Vancouver’s left-sided tendency likely comes from Kekuta Manneh’s increased effectiveness as the attacking left midfielder in Vancouver’s 4-2-3-1.  Traditional stats show he started almost every game (a good sign of importance), scored 7 goals, and had 6 assists.  Traditional scouting would show he’s absurdly fast, likes taking guys on 1 v. 1, and plays as an inverted winger to set-up a right footed shot.  Further stats to augment this player profile show that Manneh was 4th in the league in successful dribbles (2.2 per game), but he only connected on 6 out of 56 attempted crosses.  Broadening our scope, we see that left back Jordan Harvey rarely surged forward to provide additional width or crossing.  We can assume that Manneh is indeed generating the attack from this side.  With this fuller picture, opposing defenses will likely play deeper than normal to ensure Manneh doesn’t get in behind, and Vancouver will look for ways to isolate Manneh out wide on the left.

Of course, one of the challenges with statistics is application in the moment.  As Mike Goodman wrote in his analytics article featuring quotes from Ted Knutson and Daniel Altman, fluctuations and variance in performance are inherently messy.  To illustrate this, here is the game-by-game attacking tendency for San Jose, a team that was essentially league-average by the end of the year.
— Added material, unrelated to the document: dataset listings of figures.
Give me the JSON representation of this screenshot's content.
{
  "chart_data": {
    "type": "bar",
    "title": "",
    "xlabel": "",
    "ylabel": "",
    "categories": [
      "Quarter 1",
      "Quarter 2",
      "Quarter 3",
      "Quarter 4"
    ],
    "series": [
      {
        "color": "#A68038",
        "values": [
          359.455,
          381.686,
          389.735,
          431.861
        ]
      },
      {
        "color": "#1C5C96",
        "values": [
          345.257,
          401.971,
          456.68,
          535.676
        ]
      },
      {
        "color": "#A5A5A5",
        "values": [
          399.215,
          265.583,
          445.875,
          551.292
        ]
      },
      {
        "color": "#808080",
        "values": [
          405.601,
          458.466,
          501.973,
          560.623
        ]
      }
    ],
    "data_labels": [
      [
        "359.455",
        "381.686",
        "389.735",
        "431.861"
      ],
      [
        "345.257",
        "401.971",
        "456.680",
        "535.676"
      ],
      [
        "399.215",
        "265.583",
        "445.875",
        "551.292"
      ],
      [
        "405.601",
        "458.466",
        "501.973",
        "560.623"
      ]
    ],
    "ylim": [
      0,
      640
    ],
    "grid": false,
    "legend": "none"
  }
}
Whereas Vancouver rarely deviated from its 4-2-3-1 and had stable personnel, San Jose experienced upheaval when they lost Innocent Emeghara to injury in the 8th game of the season.  Add in mid-season acquisitions of Marc Pelosi, Anibal Godoy, and Quincy Amarikwa, and it’s not surprising that San Jose experimented with various formations throughout the season.  Here, traditional scouting should take the lead, informing teams of player availability or recent changes.  Where analytics could complement that work is a rolling average of attacking channel preference throughout the season.  This can help identify outliers (the 9th game, where the Quakes attacked down the left 49% of the time), or a substantial shift (a more balanced approach toward the end of the season with Godoy in central midfield.)

As Brian Phillips eloquently stated, “Soccer gives players more chaos to contend with than any other sport.  So there’s something uniquely thrilling about the moments when they manage to impose their order on it.”  The pursuit of that order is best achieved through a combination of analytics and traditional soccer analysis.